5/5
A great book that covers the brief history of Israel from the start of WWI and WWII to modern times. As someone who was curious about Israeli history but did not want to waste time on reading all the important battles and the names involved (cuz who can remember them a year down the road anyway…), this book gives the historical importance of those key events like the seven days war.
In some ways, Israel is like the US. It is a multinational and multicultural, and yet those people formed a strong bond among them due to the same religious belief and the same hope for a new life in a “virgin” land. Of course later people actually admit that the land was not really “virgin”, but inhabited by people who were forced to form a national identity around the fact that they were driven out by Isralians. Nevertheless, like the protestants who arrived in the US, the Jews who migrated built an amazing country that stands as one of the most prosperous nations.
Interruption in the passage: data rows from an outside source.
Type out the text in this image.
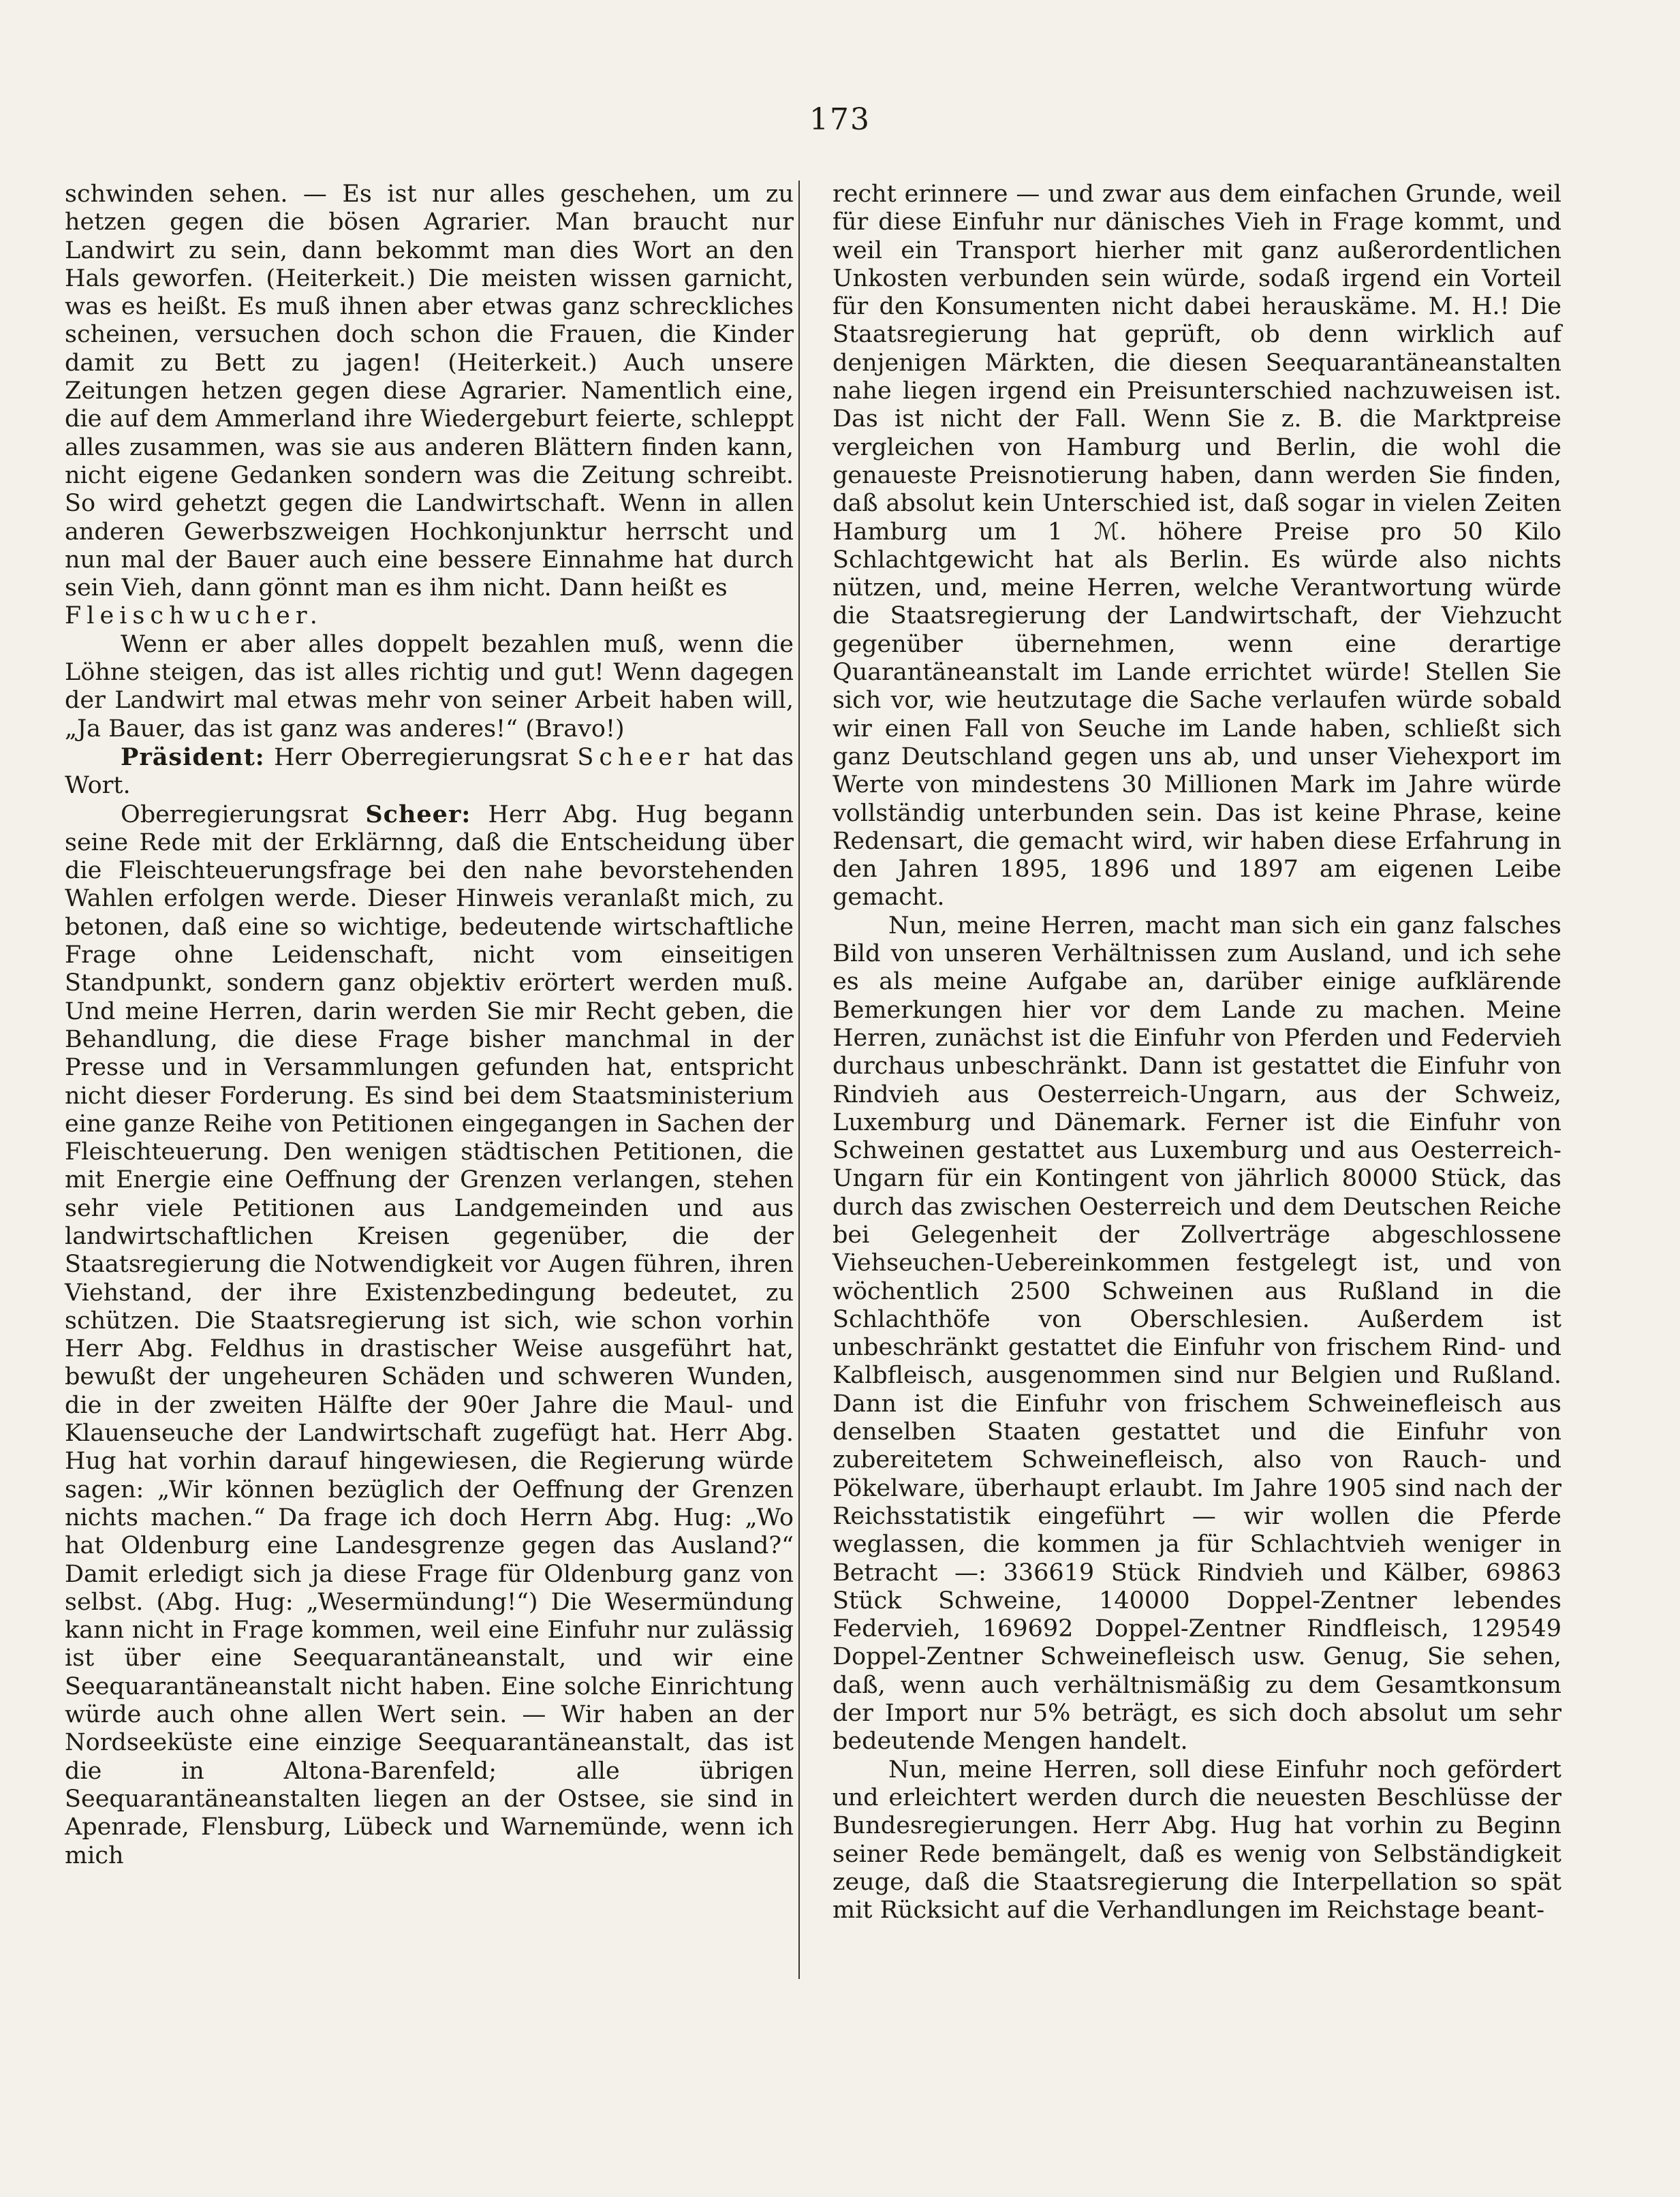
173

schwinden sehen. — Es ist nur alles geschehen, um zu hetzen gegen die bösen Agrarier. Man braucht nur Landwirt zu sein, dann bekommt man dies Wort an den Hals geworfen. (Heiterkeit.) Die meisten wissen garnicht, was es heißt. Es muß ihnen aber etwas ganz schreckliches scheinen, versuchen doch schon die Frauen, die Kinder damit zu Bett zu jagen! (Heiterkeit.) Auch unsere Zeitungen hetzen gegen diese Agrarier. Namentlich eine, die auf dem Ammerland ihre Wiedergeburt feierte, schleppt alles zusammen, was sie aus anderen Blättern finden kann, nicht eigene Gedanken sondern was die Zeitung schreibt. So wird gehetzt gegen die Landwirtschaft. Wenn in allen anderen Gewerbszweigen Hochkonjunktur herrscht und nun mal der Bauer auch eine bessere Einnahme hat durch sein Vieh, dann gönnt man es ihm nicht. Dann heißt es

Fleischwucher.

Wenn er aber alles doppelt bezahlen muß, wenn die Löhne steigen, das ist alles richtig und gut! Wenn dagegen der Landwirt mal etwas mehr von seiner Arbeit haben will, „Ja Bauer, das ist ganz was anderes!“ (Bravo!)

Präsident: Herr Oberregierungsrat Scheer hat das Wort.

Oberregierungsrat Scheer: Herr Abg. Hug begann seine Rede mit der Erklärnng, daß die Entscheidung über die Fleischteuerungsfrage bei den nahe bevorstehenden Wahlen erfolgen werde. Dieser Hinweis veranlaßt mich, zu betonen, daß eine so wichtige, bedeutende wirtschaftliche Frage ohne Leidenschaft, nicht vom einseitigen Standpunkt, sondern ganz objektiv erörtert werden muß. Und meine Herren, darin werden Sie mir Recht geben, die Behandlung, die diese Frage bisher manchmal in der Presse und in Versammlungen gefunden hat, entspricht nicht dieser Forderung. Es sind bei dem Staatsministerium eine ganze Reihe von Petitionen eingegangen in Sachen der Fleischteuerung. Den wenigen städtischen Petitionen, die mit Energie eine Oeffnung der Grenzen verlangen, stehen sehr viele Petitionen aus Landgemeinden und aus landwirtschaftlichen Kreisen gegenüber, die der Staatsregierung die Notwendigkeit vor Augen führen, ihren Viehstand, der ihre Existenzbedingung bedeutet, zu schützen. Die Staatsregierung ist sich, wie schon vorhin Herr Abg. Feldhus in drastischer Weise ausgeführt hat, bewußt der ungeheuren Schäden und schweren Wunden, die in der zweiten Hälfte der 90er Jahre die Maul- und Klauenseuche der Landwirtschaft zugefügt hat. Herr Abg. Hug hat vorhin darauf hingewiesen, die Regierung würde sagen: „Wir können bezüglich der Oeffnung der Grenzen nichts machen.“ Da frage ich doch Herrn Abg. Hug: „Wo hat Oldenburg eine Landesgrenze gegen das Ausland?“ Damit erledigt sich ja diese Frage für Oldenburg ganz von selbst. (Abg. Hug: „Wesermündung!“) Die Wesermündung kann nicht in Frage kommen, weil eine Einfuhr nur zulässig ist über eine Seequarantäneanstalt, und wir eine Seequarantäneanstalt nicht haben. Eine solche Einrichtung würde auch ohne allen Wert sein. — Wir haben an der Nordseeküste eine einzige Seequarantäneanstalt, das ist die in Altona-Barenfeld; alle übrigen Seequarantäneanstalten liegen an der Ostsee, sie sind in Apenrade, Flensburg, Lübeck und Warnemünde, wenn ich mich

recht erinnere — und zwar aus dem einfachen Grunde, weil für diese Einfuhr nur dänisches Vieh in Frage kommt, und weil ein Transport hierher mit ganz außerordentlichen Unkosten verbunden sein würde, sodaß irgend ein Vorteil für den Konsumenten nicht dabei herauskäme. M. H.! Die Staatsregierung hat geprüft, ob denn wirklich auf denjenigen Märkten, die diesen Seequarantäneanstalten nahe liegen irgend ein Preisunterschied nachzuweisen ist. Das ist nicht der Fall. Wenn Sie z. B. die Marktpreise vergleichen von Hamburg und Berlin, die wohl die genaueste Preisnotierung haben, dann werden Sie finden, daß absolut kein Unterschied ist, daß sogar in vielen Zeiten Hamburg um 1 ℳ. höhere Preise pro 50 Kilo Schlachtgewicht hat als Berlin. Es würde also nichts nützen, und, meine Herren, welche Verantwortung würde die Staatsregierung der Landwirtschaft, der Viehzucht gegenüber übernehmen, wenn eine derartige Quarantäneanstalt im Lande errichtet würde! Stellen Sie sich vor, wie heutzutage die Sache verlaufen würde sobald wir einen Fall von Seuche im Lande haben, schließt sich ganz Deutschland gegen uns ab, und unser Viehexport im Werte von mindestens 30 Millionen Mark im Jahre würde vollständig unterbunden sein. Das ist keine Phrase, keine Redensart, die gemacht wird, wir haben diese Erfahrung in den Jahren 1895, 1896 und 1897 am eigenen Leibe gemacht.

Nun, meine Herren, macht man sich ein ganz falsches Bild von unseren Verhältnissen zum Ausland, und ich sehe es als meine Aufgabe an, darüber einige aufklärende Bemerkungen hier vor dem Lande zu machen. Meine Herren, zunächst ist die Einfuhr von Pferden und Federvieh durchaus unbeschränkt. Dann ist gestattet die Einfuhr von Rindvieh aus Oesterreich-Ungarn, aus der Schweiz, Luxemburg und Dänemark. Ferner ist die Einfuhr von Schweinen gestattet aus Luxemburg und aus Oesterreich-Ungarn für ein Kontingent von jährlich 80000 Stück, das durch das zwischen Oesterreich und dem Deutschen Reiche bei Gelegenheit der Zollverträge abgeschlossene Viehseuchen-Uebereinkommen festgelegt ist, und von wöchentlich 2500 Schweinen aus Rußland in die Schlachthöfe von Oberschlesien. Außerdem ist unbeschränkt gestattet die Einfuhr von frischem Rind- und Kalbfleisch, ausgenommen sind nur Belgien und Rußland. Dann ist die Einfuhr von frischem Schweinefleisch aus denselben Staaten gestattet und die Einfuhr von zubereitetem Schweinefleisch, also von Rauch- und Pökelware, überhaupt erlaubt. Im Jahre 1905 sind nach der Reichsstatistik eingeführt — wir wollen die Pferde weglassen, die kommen ja für Schlachtvieh weniger in Betracht —: 336619 Stück Rindvieh und Kälber, 69863 Stück Schweine, 140000 Doppel-Zentner lebendes Federvieh, 169692 Doppel-Zentner Rindfleisch, 129549 Doppel-Zentner Schweinefleisch usw. Genug, Sie sehen, daß, wenn auch verhältnismäßig zu dem Gesamtkonsum der Import nur 5% beträgt, es sich doch absolut um sehr bedeutende Mengen handelt.

Nun, meine Herren, soll diese Einfuhr noch gefördert und erleichtert werden durch die neuesten Beschlüsse der Bundesregierungen. Herr Abg. Hug hat vorhin zu Beginn seiner Rede bemängelt, daß es wenig von Selbständigkeit zeuge, daß die Staatsregierung die Interpellation so spät mit Rücksicht auf die Verhandlungen im Reichstage beant-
One interesting perspective provided in the book is that the modern generation do not possess a strong religious and patriotic zeal that has driven Jewish people from all over the world to form a new nation. And that is perhaps because of the inherent contradiction in Israel. On one hand Israel is the land of hope for all the Jews on earth. It’s their promised land. But on the other hand they took the land from an equally innocent group of people. In order to justify this act, the government was forced to adopt a perhaps extreme ideology, which can do nothing but distort the true facts in history. And the price paid for such distortion is that the newer generation, who see through the lense put in front of them, drifts away from their nation and their religious practice. Thus the club scenes in Tel Aviv.
Overall this is a good book that I would recommend 100% for people who want to know about Isaeli history and culture.